Xavier Bordes : la conjuration du mensonge
Cet article a d’abord été publié sur Causeur le 25 février 2018. Proposé dans la version que vous avez sous les yeux, et accepté sans qu’il soit demandé à l’auteur de le retravailler. Les parties en gras et italiques ne figurent pas dans la publication de Causeur.fr. Les journalistes appellent cela « des coupes ». L’auteur, qui n’est pas journaliste, a été mis devant un fait accompli, celui de ce qu’il faut bien appeler une censure. En rétablissant cette partie, Recours au Poème rend la dimension initiale au propos quant au rapport entre le mensonge et la vérité. Cette censure tend à accréditer la justesse des arguments supprimés.

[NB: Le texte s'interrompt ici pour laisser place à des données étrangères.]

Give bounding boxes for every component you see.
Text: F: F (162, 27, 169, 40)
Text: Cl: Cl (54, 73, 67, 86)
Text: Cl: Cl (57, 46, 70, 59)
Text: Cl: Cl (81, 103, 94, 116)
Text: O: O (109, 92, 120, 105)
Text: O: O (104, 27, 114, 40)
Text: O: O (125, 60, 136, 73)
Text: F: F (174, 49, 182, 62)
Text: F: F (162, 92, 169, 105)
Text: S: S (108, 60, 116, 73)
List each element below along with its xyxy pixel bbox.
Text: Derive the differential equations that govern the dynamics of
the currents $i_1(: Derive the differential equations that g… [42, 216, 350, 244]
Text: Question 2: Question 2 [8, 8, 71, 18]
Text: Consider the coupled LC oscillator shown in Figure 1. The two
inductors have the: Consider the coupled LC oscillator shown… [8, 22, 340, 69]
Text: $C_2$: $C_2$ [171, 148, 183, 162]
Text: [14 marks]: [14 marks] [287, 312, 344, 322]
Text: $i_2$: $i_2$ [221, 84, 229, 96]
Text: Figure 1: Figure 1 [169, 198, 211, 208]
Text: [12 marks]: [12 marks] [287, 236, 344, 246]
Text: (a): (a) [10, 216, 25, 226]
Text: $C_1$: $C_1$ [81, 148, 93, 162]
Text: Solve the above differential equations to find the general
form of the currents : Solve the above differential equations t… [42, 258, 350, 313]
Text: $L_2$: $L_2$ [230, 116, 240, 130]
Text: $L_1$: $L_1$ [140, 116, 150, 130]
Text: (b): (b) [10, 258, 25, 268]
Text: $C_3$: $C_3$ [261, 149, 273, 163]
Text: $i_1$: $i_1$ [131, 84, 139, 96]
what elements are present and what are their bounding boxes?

Dans les dîners en ville, d’après ce qu’on murmure en off, il n’y en a plus que pour les fake news. Fake news ? Fuck news ? Défèque niouze, me souffle un ami ? Fausses informations, quoi ! Visiblement, l’heure est grave. Nos démocraties en seraient menacées. Traduisons : nos places et notre pouvoir, à nous qui devisons si doctement entre nous à travers les ondes autorisées, sont remis en cause. Faudrait quand même voir à pas se laisser piquer nos privilèges et notre vision du monde. Alors on commande vite fait un petit sondage sur les théories du complot. Verdict ? 80 % des français croient au moins à l’une des théories. CQFD ? La population se fait bourrer le mou par des médias alternatifs, donc non agrémentés, des pure players et autres utilisateurs de réseaux sociaux. On ne peut donc laisser faire ça. Le Web est beaucoup trop dangereux pour être laissé sans contrôle à l’usage de tous. Légiférons. Encadrons. Il est interdit d’interdire d’interdire.

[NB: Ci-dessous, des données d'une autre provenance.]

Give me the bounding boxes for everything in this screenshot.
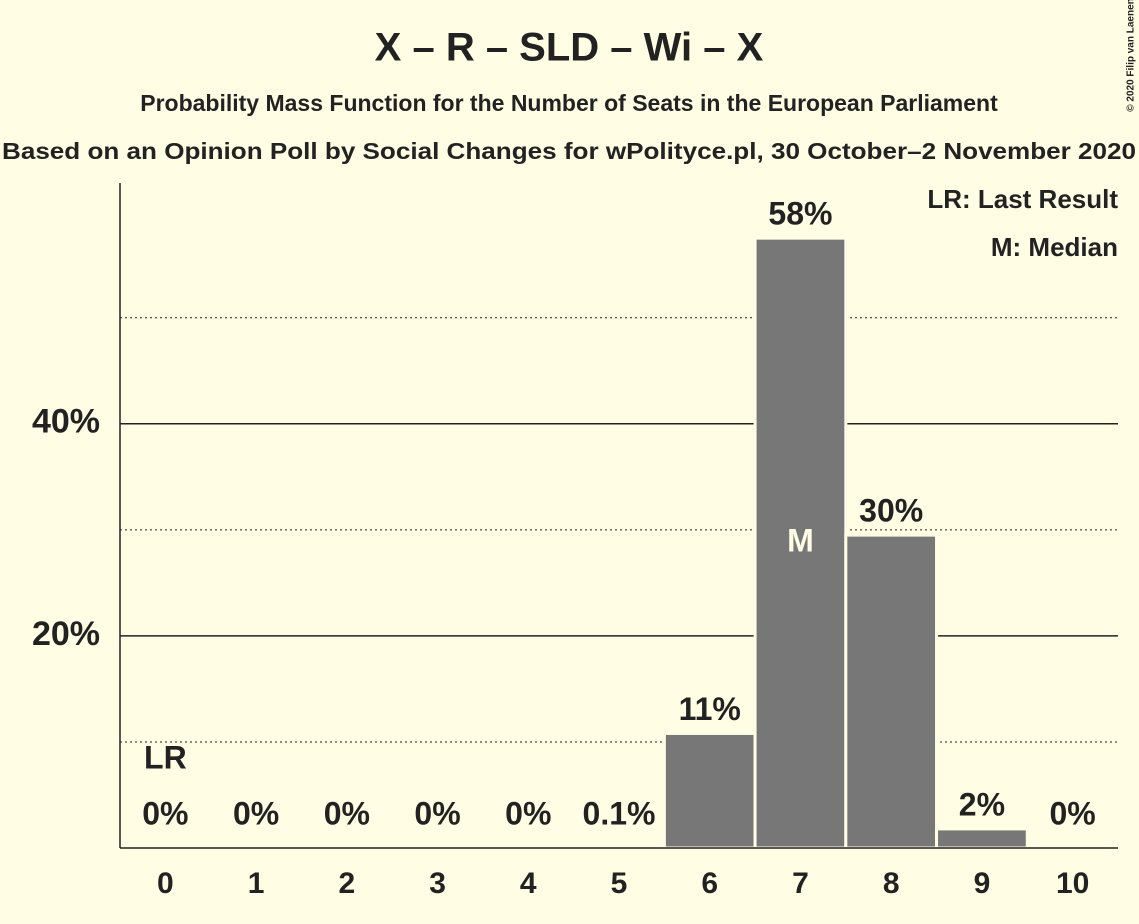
value-label: 11%: [679, 691, 741, 727]
value-label: 0%: [505, 795, 551, 831]
value-label: 0.1%: [583, 795, 656, 831]
value-label: 0%: [233, 795, 279, 831]
value-label: 0%: [142, 795, 188, 831]
value-label: 58%: [768, 196, 832, 232]
last-result-marker: LR: [144, 739, 187, 775]
value-label: 30%: [859, 493, 923, 529]
x-tick-label: 5: [611, 867, 628, 900]
copyright: © 2020 Filip van Laenen: [1126, 0, 1137, 112]
x-tick-label: 7: [792, 867, 809, 900]
chart-title: X – R – SLD – Wi – X: [375, 26, 764, 70]
bar: [935, 827, 1029, 850]
x-tick-label: 6: [701, 867, 718, 900]
bar: [662, 731, 757, 850]
y-tick-label: 40%: [32, 403, 100, 441]
bar: [844, 533, 939, 850]
x-tick-label: 10: [1056, 867, 1089, 900]
value-label: 2%: [959, 786, 1005, 822]
chart-subtitle: Probability Mass Function for the Number…: [140, 90, 998, 116]
y-tick-label: 20%: [32, 615, 100, 653]
value-label: 0%: [324, 795, 370, 831]
x-tick-label: 9: [974, 867, 991, 900]
bar: [753, 236, 848, 850]
chart-caption: Based on an Opinion Poll by Social Chang…: [2, 138, 1136, 164]
x-tick-label: 2: [338, 867, 355, 900]
median-marker: M: [787, 523, 814, 559]
legend-entry: LR: Last Result: [927, 184, 1118, 214]
x-tick-label: 8: [883, 867, 900, 900]
legend-entry: M: Median: [991, 232, 1118, 262]
value-label: 0%: [414, 795, 460, 831]
value-label: 0%: [1050, 795, 1096, 831]
x-tick-label: 0: [157, 867, 174, 900]
x-tick-label: 4: [520, 867, 537, 900]
x-tick-label: 1: [248, 867, 265, 900]
x-tick-label: 3: [429, 867, 446, 900]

Le mensonge à échelle de masse
C’est dans ce contexte de la vérité qu’il est permis aujourd’hui d’orienter le regard vers l’acte qu’accomplit quotidiennement le poète Xavier Bordes en publiant sur son blog un à plusieurs poèmes. Contexte de vérité ? Naturellement puisqu’en parlant de fake news, le gouvernement et ses journalistes fonctionnaires, pardon, subventionnés, établit un rapport entre le mensonge et la vérité. La vérité ici revendiquée par les pourfendeurs des fausses nouvelles ne relevant que du politico-social qui organise et informe notre manière de vivre. Les fake news, c’est l’empreinte laissée par le viol de la vérité perpétré par le monde du spectacle, la conséquence d’un système aux ordres ayant pour but de nous informer, c’est-à-dire de nous former de l’intérieur, autrement dit de manipuler la population pour ses intérêts propres. Les fake news, c’est l’ombre portée du mensonge organisé. (Souvenons-nous : les charniers de Timisoara, les armes de destructions massives de Saddam Hussein.)
Ces mensonges-là, proférés à échelle de masse, que servent-ils ?
Ils servent les intérêts financiers des seigneurs de l’argent et de l’idéologie progressiste qu’ils planifient. Revenons à la notion de théorie du complot. Dans un article publié dans 20 minutes, nous apprenons que « Selon le rapport d’Oxfam, 3,7 milliards de personnes, soit 50 % de la population mondiale, n’ont pas touché le moindre bénéfice de la croissance mondiale l’an dernier, alors que les 1 % le plus riches en ont empoché 82 %. » Autrement dit, ces 1 % n’ont nullement besoin de comploter : il leur suffit de décider et en même temps de faire passer la pilule par une argumentation humaniste duplice.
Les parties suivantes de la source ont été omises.